I never thought this time would come. Here it is, the end of August - nearly eight months after I arrived in this country. Tempus fugit? Not hardly. More like tempus fu*kit. Thank God there's a light at the end of the tunnel. Let's just hope it's not an oncoming train. (ba-dum-dum)

You'd think by now that I'd be fairly well acclimated; comfortable, if you will, with being here. The truth is, I move from day to day oblivious to exactly what day it is - other than Friday and Sunday skype days and I thank my iPhone for reminding me of those. I go on with my daily monotony, which, honestly, is only broken by some overzealous Taliban fighter and a mortar tube. Some days, however, homesickness whacks me like a Mafia enforcer tuning up a courageous, yet stupid store owner who hasn't paid his "montly dues." It used to happen shortly after skyping with Mrs. Big Dubya and the kids. I'd walk back to my tent wiping my eyes (shut up - it gets ridiculously dusty here, okay?) and just think about how much I miss them all. Typical reaction, right? Of course. Now, however, it just creeps up on me and the next thing I know I'm awash in melancholia. And, as I'm wiping my eyes (hello...dusty, remember?) I'm mumbling to myself that this shit is almost over; I can certainly survive another few weeks, right? I suppose I have to since there's a seat on a plane in my future with my name all over it.

One trap of this deployment is the temptation to be self-centered. A sort of "Woe is me" attitude. And while it is a colossal pain in the ass being here at times most of the time, ok, all the time, we tend to forget that it's not easy for those we left at home. That in many ways it's exponentially harder. I know that mrs. big dubya has had some truly grueling days dealing with our three kids - between school and after-school and summer vacation and myriad other things that pop up. Things I would have been there for; slack I would have picked up. I know it hasn't been easy to do EVERYTHING and be concerned for my well-being as well. But she is the trouper-di-tutti-troupers and I admire her greatly for what she has done since last November. I married a truly remarkable woman.
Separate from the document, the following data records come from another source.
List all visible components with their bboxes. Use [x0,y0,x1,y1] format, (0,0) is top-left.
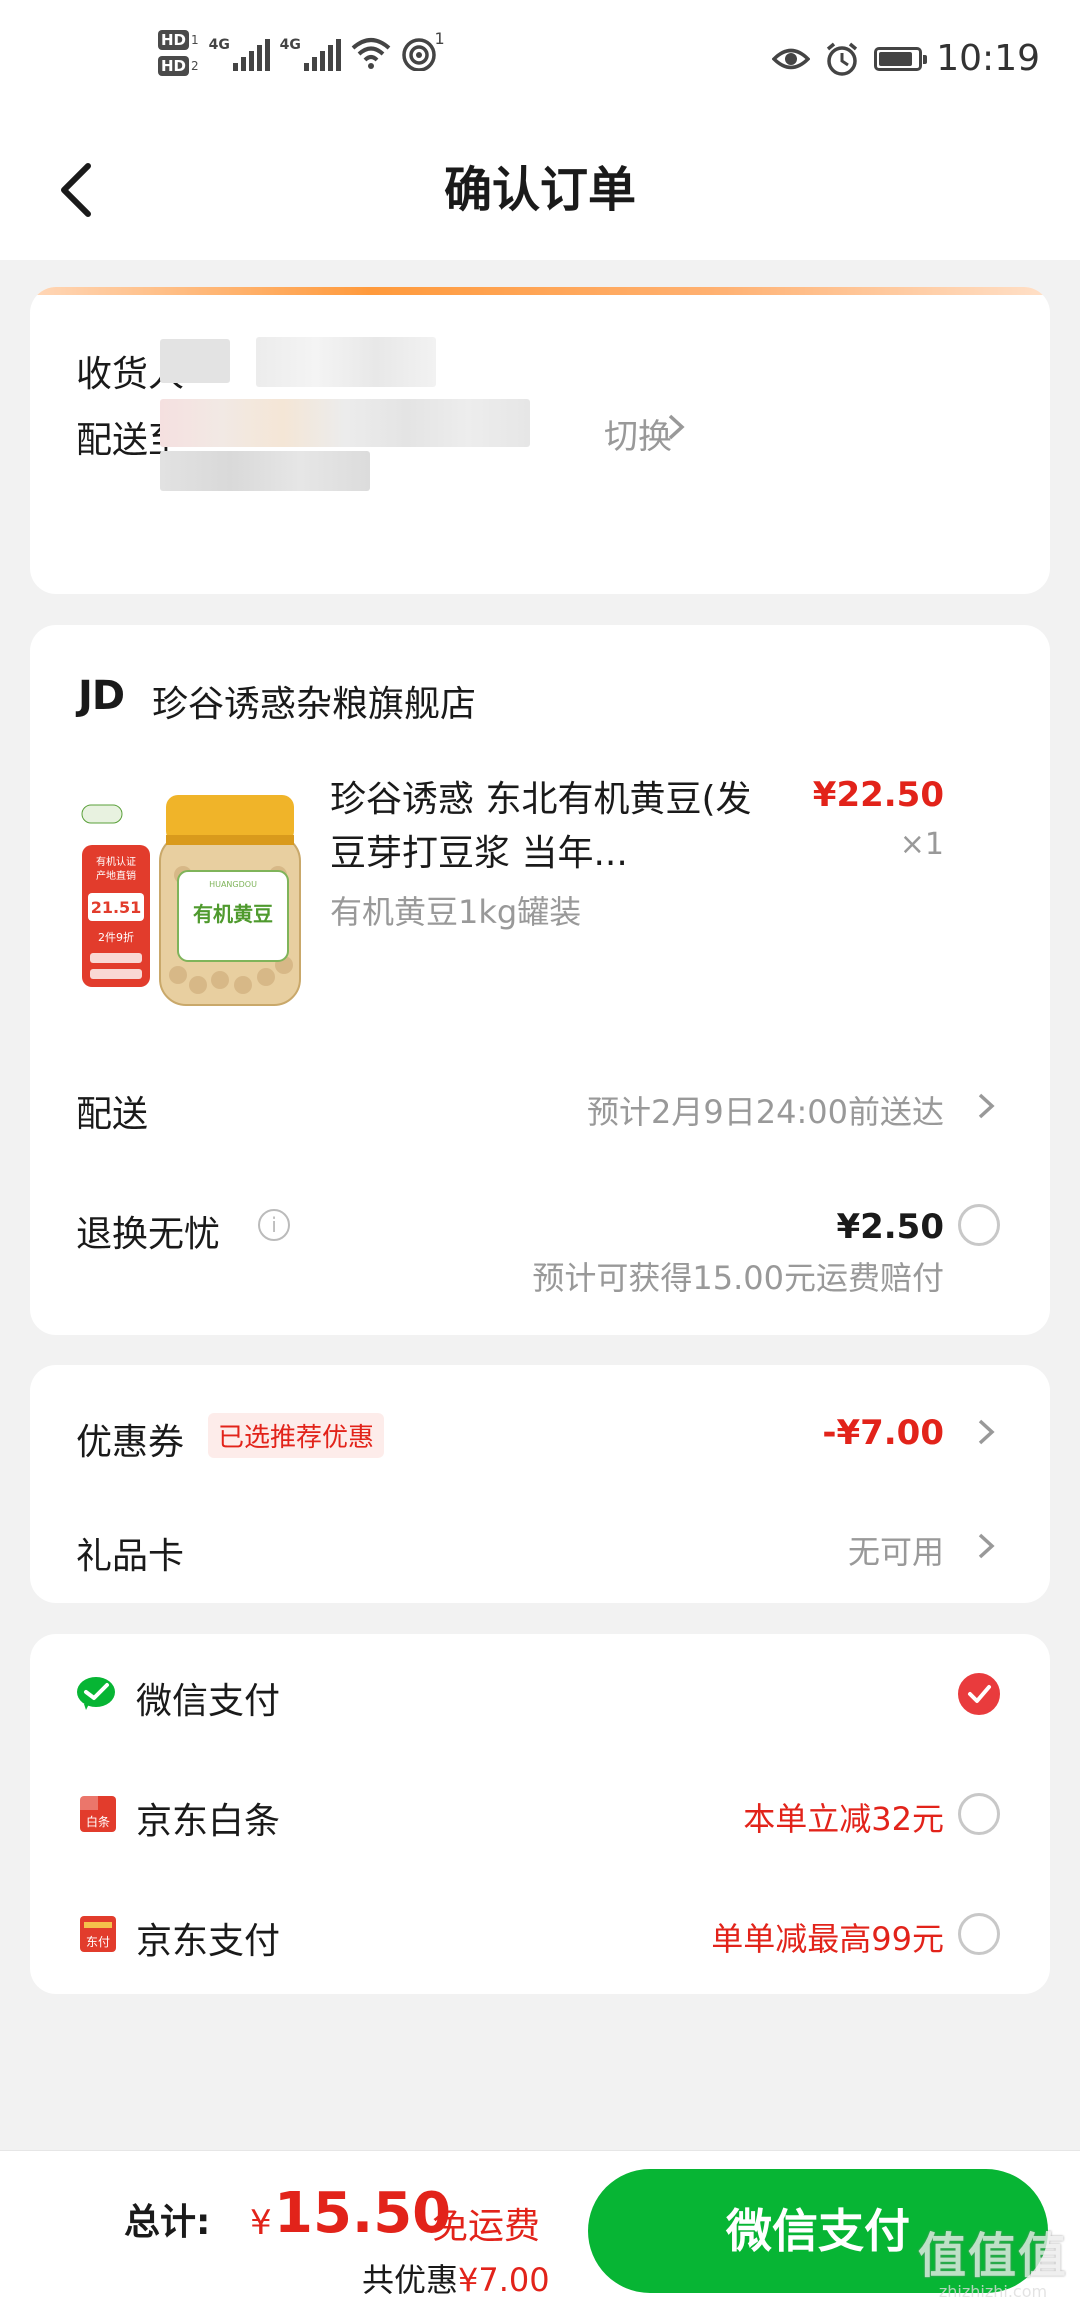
delivery-estimate[interactable]: 预计2月9日24:00前送达 [587,1087,944,1133]
sim2-index: 2 [191,59,199,73]
coupon-tag: 已选推荐优惠 [208,1413,385,1458]
address-line1-redacted [160,399,530,447]
gift-card-value[interactable]: 无可用 [848,1527,944,1573]
free-shipping-label: 免运费 [432,2206,541,2247]
return-insurance-radio[interactable] [958,1204,1000,1246]
hotspot-indicator: 1 [401,29,445,72]
badge-discount: 2件9折 [98,930,134,944]
badge-text-origin: 产地直销 [96,869,136,882]
payment-label-wechat[interactable]: 微信支付 [136,1672,280,1724]
sim2-label: HD [158,56,190,76]
info-icon[interactable]: i [258,1209,290,1241]
coupon-card: 优惠券 已选推荐优惠 -¥7.00 礼品卡 无可用 [30,1365,1050,1603]
signal-1-icon: 4G [209,35,270,71]
jdpay-radio[interactable] [958,1913,1000,1955]
chevron-right-icon [978,1533,995,1559]
status-bar: HD 1 HD 2 4G 4G 1 10:19 [0,0,1080,120]
hotspot-count: 1 [434,29,445,48]
address-card[interactable]: 收货人 配送至 切换 [30,287,1050,594]
page-title: 确认订单 [443,162,636,218]
hotspot-icon [401,38,436,72]
status-time: 10:19 [936,38,1040,79]
coupon-label: 优惠券 [76,1422,185,1463]
jd-store-logo: JD [78,673,125,719]
store-name[interactable]: 珍谷诱惑杂粮旗舰店 [152,675,476,727]
svg-text:HUANGDOU: HUANGDOU [209,880,257,889]
jd-baitiao-icon: 白条 [80,1796,116,1832]
sim1-index: 1 [191,33,199,47]
sim1-indicator: HD 1 [158,30,199,50]
battery-level [879,51,912,66]
battery-icon [874,46,928,71]
saved-summary: 共优惠¥7.00 [362,2255,550,2301]
product-quantity: ×1 [899,827,944,862]
address-stripe [30,287,1050,295]
jdpay-promo: 单单减最高99元 [711,1920,944,1958]
network1-label: 4G [208,37,230,53]
sim2-indicator: HD 2 [158,56,199,76]
return-insurance-label: 退换无忧 [76,1214,221,1255]
payment-card: 微信支付 白条 京东白条 本单立减32元 东付 京东支付 单单减最高99元 [30,1634,1050,1994]
payment-label-jdpay[interactable]: 京东支付 [136,1912,280,1964]
wechat-pay-icon [77,1677,115,1710]
order-card: JD 珍谷诱惑杂粮旗舰店 HUANGDOU 有机黄豆 有机认证 产地直销 21.… [30,625,1050,1335]
coupon-value[interactable]: -¥7.00 [822,1413,944,1453]
total-currency: ¥ [250,2203,272,2243]
chevron-right-icon [978,1093,995,1119]
signal-2-icon: 4G [280,35,341,71]
badge-price: 21.51 [91,898,142,917]
return-insurance-note: 预计可获得15.00元运费赔付 [532,1259,944,1297]
receiver-name-redacted [160,339,230,383]
sim-indicators: HD 1 HD 2 [158,30,199,76]
status-bar-right: 10:19 [772,38,1040,79]
watermark-url: zhizhizhi.com [938,2282,1048,2301]
receiver-phone-redacted [256,337,436,387]
product-spec: 有机黄豆1kg罐装 [330,893,582,931]
nav-bar: 确认订单 [0,120,1080,260]
baitiao-promo: 本单立减32元 [743,1800,944,1838]
jd-pay-icon: 东付 [80,1916,116,1952]
wifi-icon [351,38,390,69]
badge-text-organic: 有机认证 [96,855,136,868]
network2-label: 4G [279,37,301,53]
switch-address-link[interactable]: 切换 [604,409,672,458]
product-image-art: HUANGDOU 有机黄豆 有机认证 产地直销 21.51 2件9折 [78,775,328,1025]
jdpay-icon-text: 东付 [86,1935,110,1949]
baitiao-icon-text: 白条 [86,1814,110,1829]
eye-comfort-icon [772,48,811,69]
baitiao-radio[interactable] [958,1793,1000,1835]
product-price: ¥22.50 [812,775,944,815]
saved-label: 共优惠 [362,2261,459,2299]
alarm-icon [827,42,858,76]
sim1-label: HD [158,30,190,50]
watermark-text: 值值值 [917,2228,1068,2284]
product-image[interactable]: HUANGDOU 有机黄豆 有机认证 产地直销 21.51 2件9折 [78,775,328,1025]
gift-card-label: 礼品卡 [76,1536,185,1577]
total-amount: 15.50 [274,2181,452,2246]
total-label: 总计: [124,2202,211,2243]
check-icon [968,1685,991,1703]
chevron-right-icon [978,1419,995,1445]
address-line2-redacted [160,451,370,491]
status-bar-left: HD 1 HD 2 4G 4G 1 [158,29,445,76]
bottom-bar: 总计: ¥ 15.50 免运费 共优惠¥7.00 微信支付 值值值 zhizhi… [0,2150,1080,2311]
payment-label-baitiao[interactable]: 京东白条 [136,1792,280,1844]
wechat-selected-radio[interactable] [958,1673,1000,1715]
chevron-right-icon [668,414,685,440]
jar-label-text: 有机黄豆 [193,902,273,926]
watermark-logo: 值值值 zhizhizhi.com [918,2216,1068,2301]
product-title[interactable]: 珍谷诱惑 东北有机黄豆(发豆芽打豆浆 当年... [330,773,770,881]
delivery-label: 配送 [76,1094,149,1135]
saved-amount: ¥7.00 [458,2261,550,2299]
return-insurance-price: ¥2.50 [836,1207,944,1247]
And, lest we forget, the impact on the little dubyas has been no less hard. Thankfully, children are amazingly resilient creatures. I know this has not been easy for them - mrs. big dubya has told me as much. But she has also told me that although they may have their moments, they too have been strong and brave during my time over here. Hearing this makes me ridiculously proud of them and want to hug and kiss them even more. (Damn, did it just get dusty in here all of a sudden?)

Anyway...I just needed to put all this out there. These posts have been all about what I'm going through and I've never focused on my family much. This has not been easy for them, my parents or our friends. I am grateful for the support of so many people; support I can never repay. The care packages, letters, cards, drawings and words of support, everyone has been amazing and I am humbled. I'd say I was at a loss for words but really, I'm at 592 right now so who am I kidding? I might do one more post before I get home, I'm not sure yet - it might even be that photo blog Jason and I talked about with some funny captions, we'll see. But just in case, here's a list of the things I will not miss:

  • Black water trucks (sh*t trucks) in the morning - they smell neither like napalm nor victory
  • Incoming
  • Dust everywhere and on everything
  • 3-minute showers
  • The cold of winter
  • The heat of summer
  • Incoming
  • Did I mention dust?
  • Bunkers
  • Battle drills at 0200
  • Afghanistan
  • Dust and incoming and dust

I guess that's it for now. Thank you all for reading. I do appreciate it.